Last month, hoping to quash the tradition permanently before his May 28 commencement, Workman, now 18, filed a lawsuit with the backing of the Indiana branch of the ACLU against the school district and the high school principal.

This is just one of many similar instances of school-prayer-related controversy unfolding in districts across the country; in almost every case, prayer in school has come up short.

• In 2000, the Supreme Court ruled that students at a Texas public high school could not vote to approve holding student-led prayers over the public address system during school football games.

• In 1992, a Supreme Court ruling outlawed prayers by clergy at public school graduations.

• Non-denominational prayer has also been deemed unconstitutional.

"A lot of these schools, to avoid lawsuits or fights, will settle or change their practices," said Charles Haynes, senior scholar for the Freedom Forum First Amendment Center in Washington, D.C., referencing a case in Florida last year in which a complaint by a student immediately resulted in an apology and reversal in school policy district-wide.

Last month, student-led prayer offered daily through the public address system at Alabama's Alexandria High School stopped after a student questioned its legality.

"A lot of school districts take the path of least resistance," Haynes said.

The Greenwood school board president says he's well aware of what has transpired in other districts. But he said the board, with the support of the community, is prepared to spend tens, perhaps hundreds of thousands of dollars to get a formal ruling from the courts. The school is expected to present its arguments in Indiana's federal Southern District at the end of the month.

"I think one of the reasons why people go along with the flow is you're dealing with a student and taxpayers' money. Then the ACLU gets involved and they're expecting the school to pay for everything, and you don't want to put the funds at risk.  But there just comes a time when you just have to stand up," Farley said.

Ken Falk, Workman's lawyer and the ACLU's legal director in Indiana, said he's surprised that anyone would fight back against such strong case law.

"You cannot have people's rights depend on majority rule — that's the whole purpose here — the majority cannot vote to establish religion," he said. "It's pretty straightforward.

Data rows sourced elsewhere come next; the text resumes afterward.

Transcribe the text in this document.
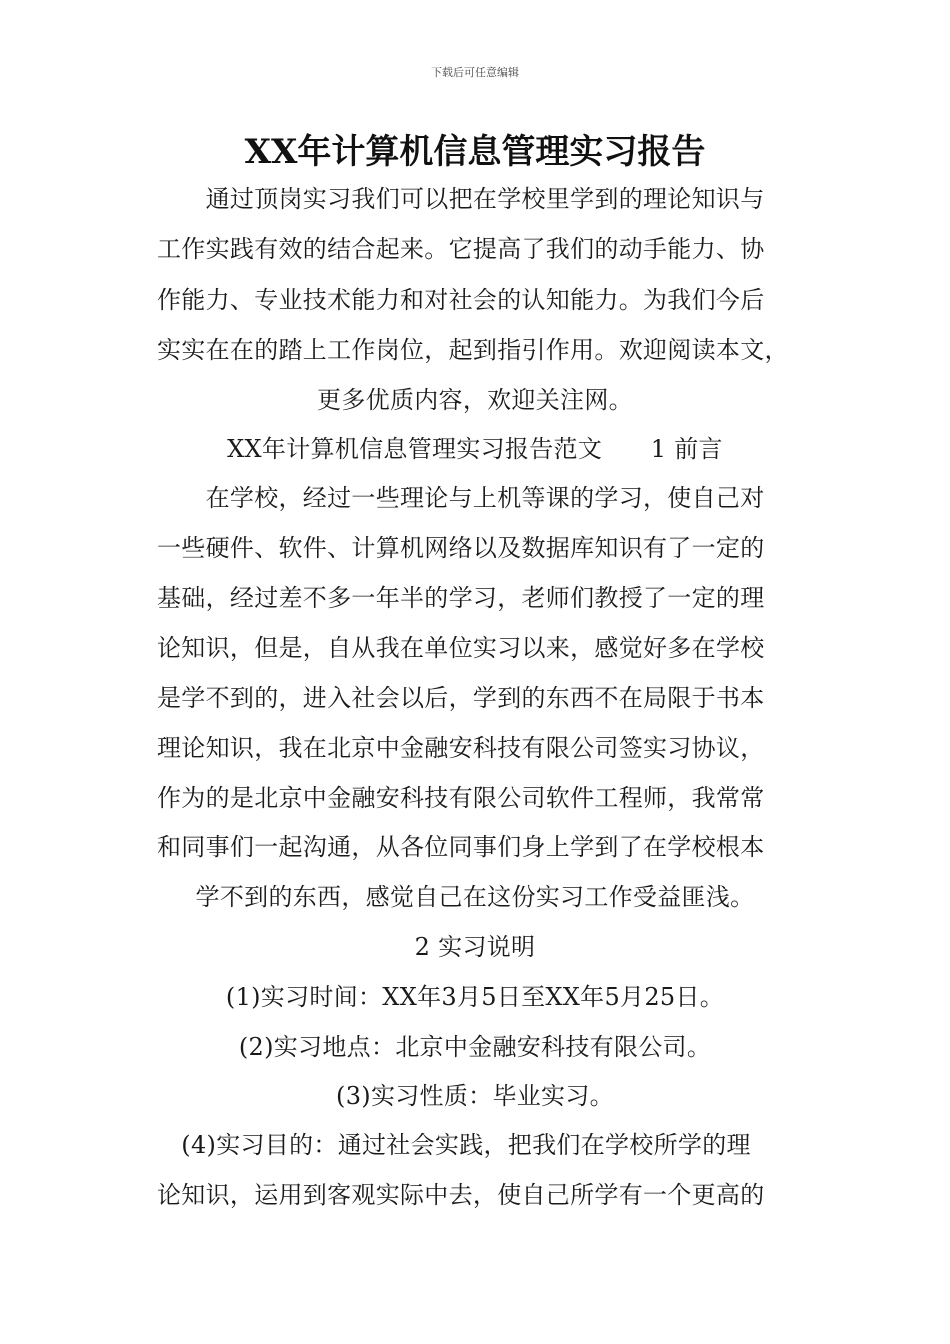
下载后可任意编辑
XX年计算机信息管理实习报告
　　通过顶岗实习我们可以把在学校里学到的理论知识与
工作实践有效的结合起来。它提高了我们的动手能力、协
作能力、专业技术能力和对社会的认知能力。为我们今后
实实在在的踏上工作岗位，起到指引作用。欢迎阅读本文，
更多优质内容，欢迎关注网。
XX年计算机信息管理实习报告范文　　1 前言
　　在学校，经过一些理论与上机等课的学习，使自己对
一些硬件、软件、计算机网络以及数据库知识有了一定的
基础，经过差不多一年半的学习，老师们教授了一定的理
论知识，但是，自从我在单位实习以来，感觉好多在学校
是学不到的，进入社会以后，学到的东西不在局限于书本
理论知识，我在北京中金融安科技有限公司签实习协议，
作为的是北京中金融安科技有限公司软件工程师，我常常
和同事们一起沟通，从各位同事们身上学到了在学校根本
学不到的东西，感觉自己在这份实习工作受益匪浅。
2 实习说明
(1)实习时间：XX年3月5日至XX年5月25日。
(2)实习地点：北京中金融安科技有限公司。
(3)实习性质：毕业实习。
　(4)实习目的：通过社会实践，把我们在学校所学的理
论知识，运用到客观实际中去，使自己所学有一个更高的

That just isn't allowed."

But it may not be that cut and dried.

Haynes said the school's case here sounds like a long shot because student election of school prayer is a specific issue that the court has ruled unconstitutional.

But there are efforts underway, he said, to keep looking for cases to refine the law and push it in the other direction, where students would decide whether or not to have a prayer.

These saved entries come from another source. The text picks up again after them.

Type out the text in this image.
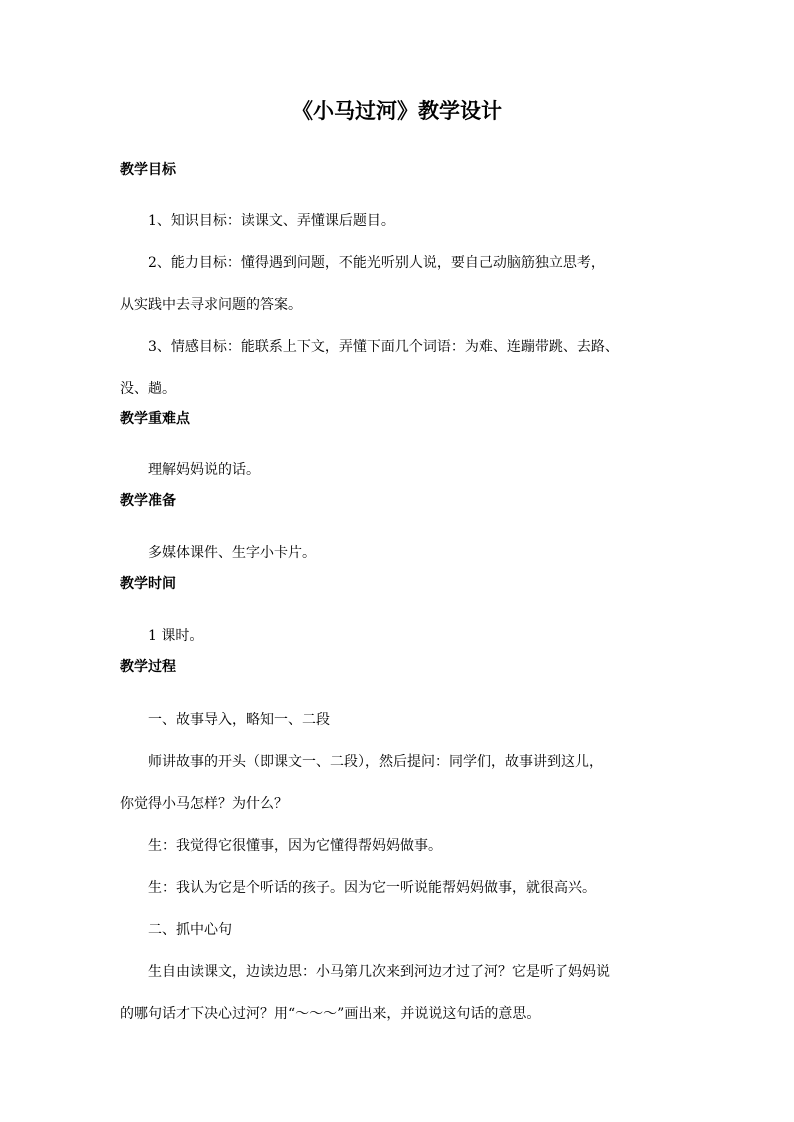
《小马过河》教学设计
教学目标
1、知识目标：读课文、弄懂课后题目。
2、能力目标：懂得遇到问题，不能光听别人说，要自己动脑筋独立思考，
从实践中去寻求问题的答案。
3、情感目标：能联系上下文，弄懂下面几个词语：为难、连蹦带跳、去路、
没、趟。
教学重难点
理解妈妈说的话。
教学准备
多媒体课件、生字小卡片。
教学时间
1 课时。
教学过程
一、故事导入，略知一、二段
师讲故事的开头（即课文一、二段），然后提问：同学们，故事讲到这儿，
你觉得小马怎样？为什么？
生：我觉得它很懂事，因为它懂得帮妈妈做事。
生：我认为它是个听话的孩子。因为它一听说能帮妈妈做事，就很高兴。
二、抓中心句
生自由读课文，边读边思：小马第几次来到河边才过了河？它是听了妈妈说
的哪句话才下决心过河？用“～～～”画出来，并说说这句话的意思。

Some states, including Texas, have passed laws that say that students who have primary control over speech and are chosen to speak using neutral criteria may not be censored if they say something either religious or nonreligious.

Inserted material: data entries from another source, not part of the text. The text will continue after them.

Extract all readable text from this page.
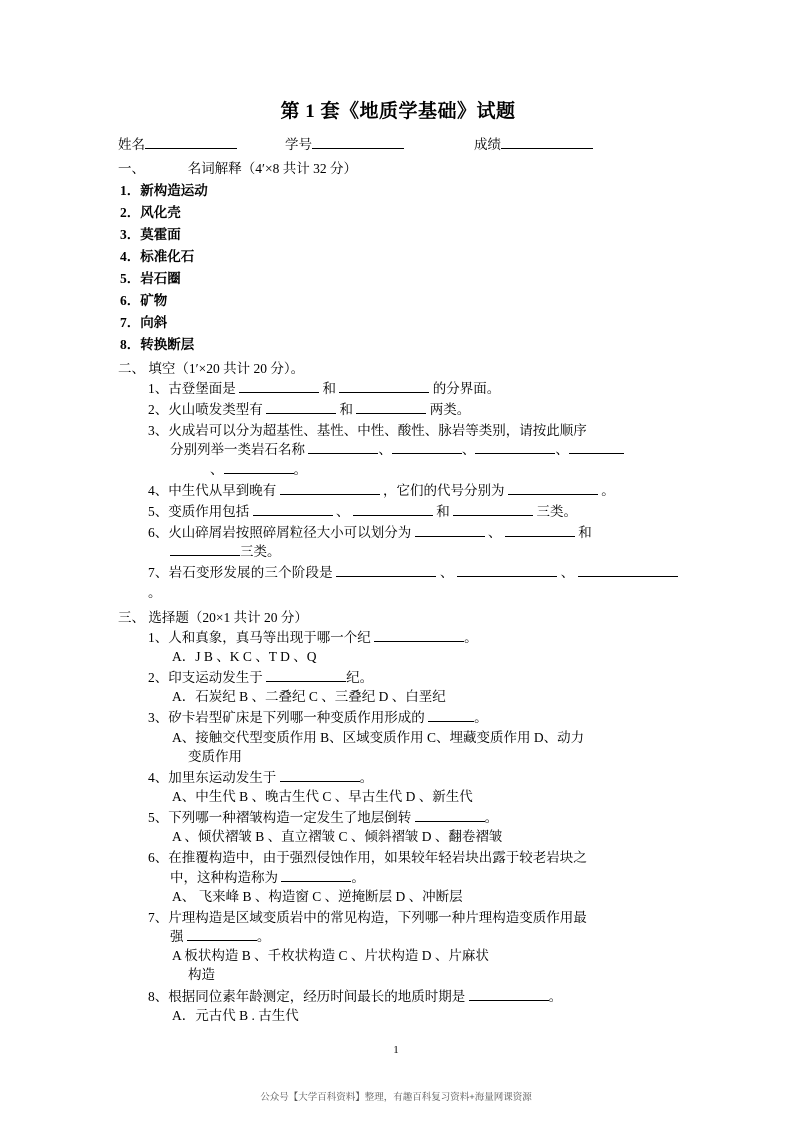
第 1 套《地质学基础》试题
姓名	学号	成绩
一、	名词解释（4′×8 共计 32 分）
1．新构造运动
2．风化壳
3．莫霍面
4．标准化石
5．岩石圈
6．矿物
7．向斜
8．转换断层
二、 填空（1′×20 共计 20 分）。
1、古登堡面是	和	的分界面。
2、火山喷发类型有	和	两类。
3、火成岩可以分为超基性、基性、中性、酸性、脉岩等类别，请按此顺序
分别列举一类岩石名称	、	、	、
、	。
4、中生代从早到晚有	，它们的代号分别为	。
5、变质作用包括	、	和	三类。
6、火山碎屑岩按照碎屑粒径大小可以划分为	、	和
三类。
7、岩石变形发展的三个阶段是	、	、  。
三、 选择题（20×1 共计 20 分）
1、人和真象，真马等出现于哪一个纪	。
A．J B 、K C 、T D 、Q
2、印支运动发生于	纪。
A．石炭纪 B 、二叠纪 C 、三叠纪 D 、白垩纪
3、矽卡岩型矿床是下列哪一种变质作用形成的	。
A、接触交代型变质作用 B、区域变质作用 C、埋藏变质作用 D、动力
变质作用
4、加里东运动发生于	。
A、中生代 B 、晚古生代 C 、早古生代 D 、新生代
5、下列哪一种褶皱构造一定发生了地层倒转	。
A 、倾伏褶皱 B 、直立褶皱 C 、倾斜褶皱 D 、翻卷褶皱
6、在推覆构造中，由于强烈侵蚀作用，如果较年轻岩块出露于较老岩块之
中，这种构造称为	。
A、 飞来峰 B 、构造窗 C 、逆掩断层 D 、冲断层
7、片理构造是区域变质岩中的常见构造，下列哪一种片理构造变质作用最
强	。
A 板状构造 B 、千枚状构造 C 、片状构造 D 、片麻状
构造
8、根据同位素年龄测定，经历时间最长的地质时期是	。
A．元古代 B . 古生代
1
公众号【大学百科资料】整理，有趣百科复习资料+海量网课资源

"I think eventually the Supreme Court will uphold that model, but it hasn't yet," Haynes said. "That's the only way we'll probably see student prayer at graduation."

Haynes thinks this is an uphill battle, but not impossible. "The court has changed," he changed. "There now may very well be five votes that say if students want to do this, they can do this."

Joe Farley's district could be in position to lead the charge.

"Their desire is to have an injunction so that not just this year but in the future this won't be allowed to happen or anything that could be construed as anything religious," Farley said. "We've had this tradition for a long time, for as long as I can remember, so we want to wait for a judicial decision and then we'll decide how to proceed."

Judy L. Woods, an attorney from Bose McKinney & Evans, which is representing the school district and principal, said:

“It is a difficult issue and one that the school system stakes seriously, and we want to do what the law requires but we also want to respect that there are a variety of viewpoints out there.

“There is a very fine line in these cases between free speech and freedom of religion clauses, and we’ll be looking at both of those.”